The latter, through which Quinn became forever identified with the role of Alexis Zorba, was based on a Nikos Kazantzakis novel that had first been transformed unsuccessfully into a 1968 Broadway work. Quinn's volatile and earthy personality and robust intensity, as well as his acute acting sensibilities and his "ethnic" bearing, credibly transformed him into Zorba. His on-screen Zorba represented the universal archetype of a carefree character surviving life's alternating currents of extreme joys and hardships by recharging himself with a simple dance on the sands of life. Although Zorba the Greek won the Academy Award for best picture, and Quinn was nominated for best actor, the latter award went to Rex Harrison for My Fair Lady.

Another major role for Quinn in the 1960s was that of Barabbas (1962), in a different type of biblical epic, a genre still popular during that decade. During the shooting, Quinn met a young Italian costume designer, Iolanda Addolori, and later publicly acknowledged their first son, born in 1963. After the birth of their second son in 1964, Quinn divorced DeMille in Juarez, Mexico (January 1965), and married Iolanda on 2 January 1966 at his agent's Beverly Hills home. Later that year, their third son was born. By that point, Quinn's primary residence was a villa outside Rome. Some columnists at the time suggested that Quinn's disruptive personal life cost him Academy votes for the Zorba role.

Other films of the 1960s included Quinn as a priest in Guns for San Sebastian (1968), as a fictional Russian-born Pope Kiril I opposite Laurence Olivier in Shoes of the Fisherman (1968), and as the mayor in The Secret of Santa Vittoria (1969). In November 1968 the Museum of Modern Art in New York exhibited a collection of stills from his career. Important Broadway work during the 1960s included Quinn's portrayal of King Henry II opposite Olivier in Peter Glenville's production of Jean Anouilh's Becket (1960 to 1961), as well as the frothy Tchin-Tchin (1962), with Margaret Leighton. In June 1969 Quinn placed his handprints in the cement walkway outside of Grauman's Chinese Theater in Hollywood.

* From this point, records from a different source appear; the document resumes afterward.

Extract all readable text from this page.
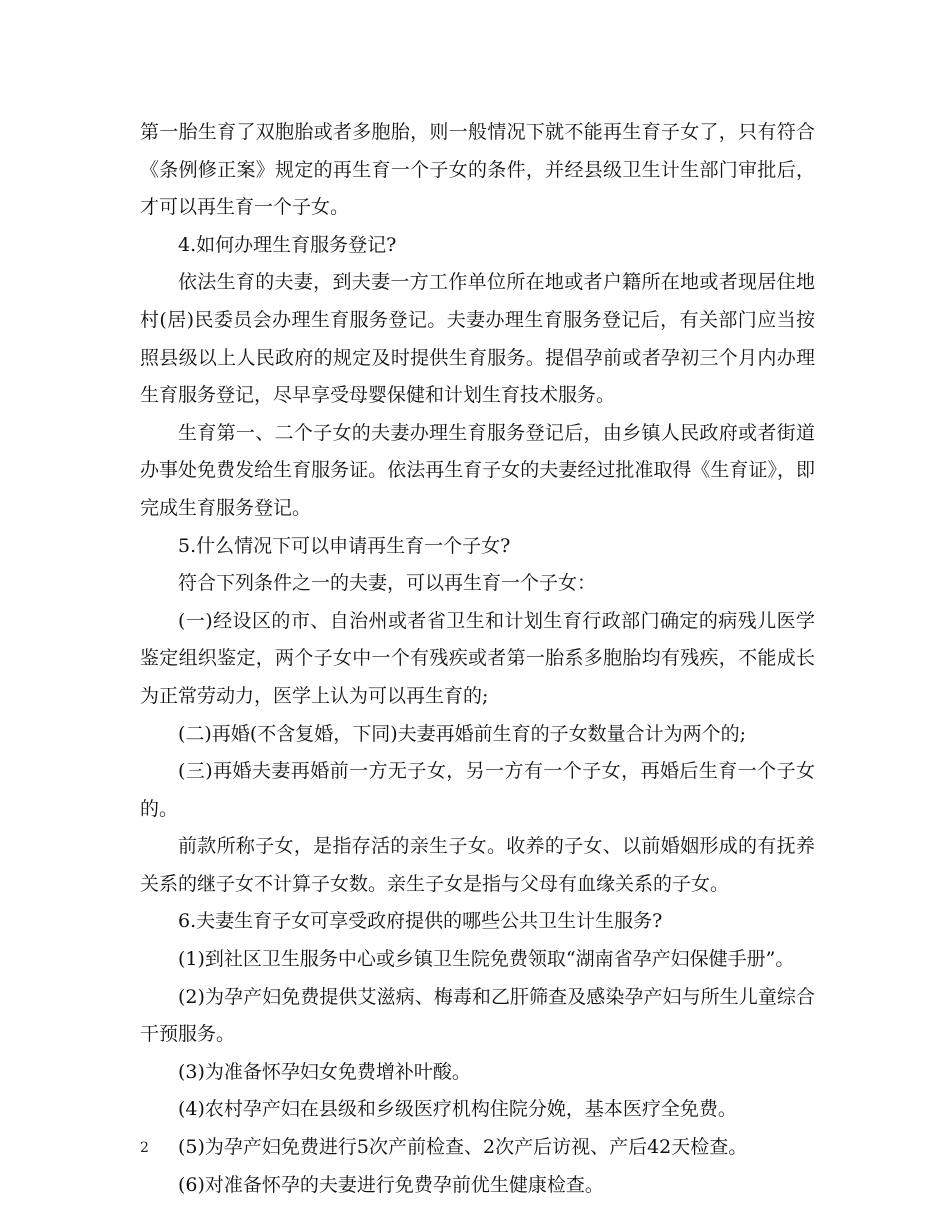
第一胎生育了双胞胎或者多胞胎，则一般情况下就不能再生育子女了，只有符合《条例修正案》规定的再生育一个子女的条件，并经县级卫生计生部门审批后，才可以再生育一个子女。

4.如何办理生育服务登记?

依法生育的夫妻，到夫妻一方工作单位所在地或者户籍所在地或者现居住地村(居)民委员会办理生育服务登记。夫妻办理生育服务登记后，有关部门应当按照县级以上人民政府的规定及时提供生育服务。提倡孕前或者孕初三个月内办理生育服务登记，尽早享受母婴保健和计划生育技术服务。

生育第一、二个子女的夫妻办理生育服务登记后，由乡镇人民政府或者街道办事处免费发给生育服务证。依法再生育子女的夫妻经过批准取得《生育证》，即完成生育服务登记。

5.什么情况下可以申请再生育一个子女?

符合下列条件之一的夫妻，可以再生育一个子女：

(一)经设区的市、自治州或者省卫生和计划生育行政部门确定的病残儿医学鉴定组织鉴定，两个子女中一个有残疾或者第一胎系多胞胎均有残疾，不能成长为正常劳动力，医学上认为可以再生育的;

(二)再婚(不含复婚，下同)夫妻再婚前生育的子女数量合计为两个的;

(三)再婚夫妻再婚前一方无子女，另一方有一个子女，再婚后生育一个子女的。

前款所称子女，是指存活的亲生子女。收养的子女、以前婚姻形成的有抚养关系的继子女不计算子女数。亲生子女是指与父母有血缘关系的子女。

6.夫妻生育子女可享受政府提供的哪些公共卫生计生服务?

(1)到社区卫生服务中心或乡镇卫生院免费领取“湖南省孕产妇保健手册”。

(2)为孕产妇免费提供艾滋病、梅毒和乙肝筛查及感染孕产妇与所生儿童综合干预服务。

(3)为准备怀孕妇女免费增补叶酸。

(4)农村孕产妇在县级和乡级医疗机构住院分娩，基本医疗全免费。

(5)为孕产妇免费进行5次产前检查、2次产后访视、产后42天检查。

(6)对准备怀孕的夫妻进行免费孕前优生健康检查。

2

Quinn continued to work on films—some very popular at the box-office—through the 1990s, and left a legacy of more than one hundred film appearances. He returned to the United States in 1993, and during most of his final years, made Bristol, Rhode Island, his home base. He lived with his young former secretary, Kathy Benvin, eventual mother of two children by him, and divorced Addolori in 1997. Quinn died of respiratory failure in a Boston hospital and was buried on the Quinn estate in Bristol, Rhode Island. At the time of his death, he was survived by four of his five children with De Mille (who died in 1995); three children with Addolori; two with Benvin; one by an unnamed French woman; and two by a German woman.

The mature Anthony Quinn was a film actor whose name assured moviegoers and television viewers of a memorable performance—usually by a forceful, masculine presence whose frequently gruff attitudes sheltered a sensitive core of emotions. At other times, he portrayed a weak, sentimental man who somehow found inner moral fortitude at the moment of crisis. His proficiency as an actor was especially acute during the 1960s, with his flexibility to dominate the screen, with a seemingly effortless manner, in a variety of powerful, virile portrayals. Zorba the Greek left its mark upon the film legacy of the 1960s, and Quinn's Zorba towers as a classical figure cast in a contemporary mode.

Autobiographies of Quinn are Original Sin: A Self-Portrait (1972), and One Man Tango (1995), with Daniel Paisner. Biographical works include Alvin H. Marill, The Films of Anthony Quinn (1975), and Melissa Amdur, Anthony Quinn, Hispanics of Achievement Series (1993). Among many articles and reviews, see Judy Klemesrud, "From Zapata to Zorba to the Pope to …?," New York Times (20 Sept. 1970). Obituaries are in the New York Times and Washington Post (both 4 June 2001).